Dack's answer was immediate. "Not unless you want it."

Jinx's smile went sly. "And you will want it."

Taila glared. "Stop."

Jinx shrugged. "I'm just saying. She's pretty in a 'I bite' way."

Taila's cheeks went warm despite herself.

Dack's voice stayed blunt. "We're not doing this tonight."

Jinx smirked. "Sure."

Taila leaned into Dack again, quieter. "She hates you."

Dack's reply was flat. "Good."

Taila blinked. "Good?"

"She's alive," Dack said. "Hate means she's still fighting to exist."

Taila stared at him, then slowly nodded like she understood.
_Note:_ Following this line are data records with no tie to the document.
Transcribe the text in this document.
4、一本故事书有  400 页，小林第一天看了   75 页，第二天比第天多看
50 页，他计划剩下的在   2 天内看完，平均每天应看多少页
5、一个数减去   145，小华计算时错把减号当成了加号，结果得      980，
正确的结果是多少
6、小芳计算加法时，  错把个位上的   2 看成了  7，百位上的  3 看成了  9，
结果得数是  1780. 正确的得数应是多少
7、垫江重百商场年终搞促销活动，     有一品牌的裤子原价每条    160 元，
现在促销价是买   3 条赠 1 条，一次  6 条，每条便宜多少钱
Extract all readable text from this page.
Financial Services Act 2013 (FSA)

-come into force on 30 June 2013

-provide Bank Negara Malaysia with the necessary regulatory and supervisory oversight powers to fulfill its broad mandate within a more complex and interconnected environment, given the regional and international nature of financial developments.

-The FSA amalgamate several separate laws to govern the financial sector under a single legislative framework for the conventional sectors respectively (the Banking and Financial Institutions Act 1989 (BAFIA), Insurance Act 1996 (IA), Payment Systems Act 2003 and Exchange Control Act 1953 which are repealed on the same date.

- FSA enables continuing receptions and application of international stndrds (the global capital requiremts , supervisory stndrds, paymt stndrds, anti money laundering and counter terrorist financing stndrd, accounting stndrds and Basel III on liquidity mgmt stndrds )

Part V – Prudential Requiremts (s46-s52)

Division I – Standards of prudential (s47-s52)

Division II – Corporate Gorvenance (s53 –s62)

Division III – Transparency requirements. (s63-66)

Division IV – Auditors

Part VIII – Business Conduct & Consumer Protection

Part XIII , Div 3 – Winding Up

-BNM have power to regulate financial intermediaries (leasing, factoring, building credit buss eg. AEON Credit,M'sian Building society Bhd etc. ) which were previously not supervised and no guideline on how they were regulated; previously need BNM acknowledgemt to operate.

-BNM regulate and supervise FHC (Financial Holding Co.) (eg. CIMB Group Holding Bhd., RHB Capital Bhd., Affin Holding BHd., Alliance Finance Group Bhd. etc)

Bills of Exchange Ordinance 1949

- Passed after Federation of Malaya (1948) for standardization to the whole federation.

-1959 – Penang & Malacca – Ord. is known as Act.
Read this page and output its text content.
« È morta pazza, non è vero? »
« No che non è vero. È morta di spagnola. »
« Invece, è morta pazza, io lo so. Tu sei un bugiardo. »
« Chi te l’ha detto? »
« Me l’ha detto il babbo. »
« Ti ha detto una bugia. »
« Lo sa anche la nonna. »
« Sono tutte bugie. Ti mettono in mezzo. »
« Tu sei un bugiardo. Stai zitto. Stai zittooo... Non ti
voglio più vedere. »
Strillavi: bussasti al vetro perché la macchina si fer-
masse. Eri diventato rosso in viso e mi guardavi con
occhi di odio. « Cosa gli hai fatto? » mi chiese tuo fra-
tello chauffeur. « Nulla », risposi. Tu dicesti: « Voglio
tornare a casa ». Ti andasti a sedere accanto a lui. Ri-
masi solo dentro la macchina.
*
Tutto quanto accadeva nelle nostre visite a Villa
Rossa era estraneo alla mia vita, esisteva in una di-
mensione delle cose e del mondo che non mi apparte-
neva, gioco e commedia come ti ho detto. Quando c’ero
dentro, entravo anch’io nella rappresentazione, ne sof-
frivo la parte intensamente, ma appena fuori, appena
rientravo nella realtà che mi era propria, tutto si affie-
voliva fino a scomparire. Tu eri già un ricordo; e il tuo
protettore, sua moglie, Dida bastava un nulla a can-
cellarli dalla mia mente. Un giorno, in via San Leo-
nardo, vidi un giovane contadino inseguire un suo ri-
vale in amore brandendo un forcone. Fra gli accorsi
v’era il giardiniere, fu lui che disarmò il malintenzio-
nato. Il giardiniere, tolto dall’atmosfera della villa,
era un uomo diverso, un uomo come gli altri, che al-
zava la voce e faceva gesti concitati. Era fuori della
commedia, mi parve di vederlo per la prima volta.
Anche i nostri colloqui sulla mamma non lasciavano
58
Jinx's voice went softer, rare. "Boss… that was a kind thing."

Dack didn't respond to that. He just looked toward the corridor, toward where Lyra was moving quietly through the ship, and toward where Morrigan sat in lace and anger, alive because he'd decided she would be.

The contract was nearly finished.

The salvage fight wasn't.

And now a new complication sat on his ship wearing black lace like armor.

Dack exhaled once, slow.

Then he said, blunt and certain, more to himself than anyone else:

"We're building a lance. Maybe a star."

Jinx grinned. "And a gothic bondsman."

Taila muttered, "And trouble."

Lyra's footsteps paused somewhere down the corridor—just long enough to make Dack aware she'd heard.

Then they continued.

And in the thin, humming quiet of the Leopard, Dack understood something simple and dangerous:

This wasn't just merc work anymore.

It was becoming a crew.

A home.

And the universe was going to try to take it from him the first chance it got.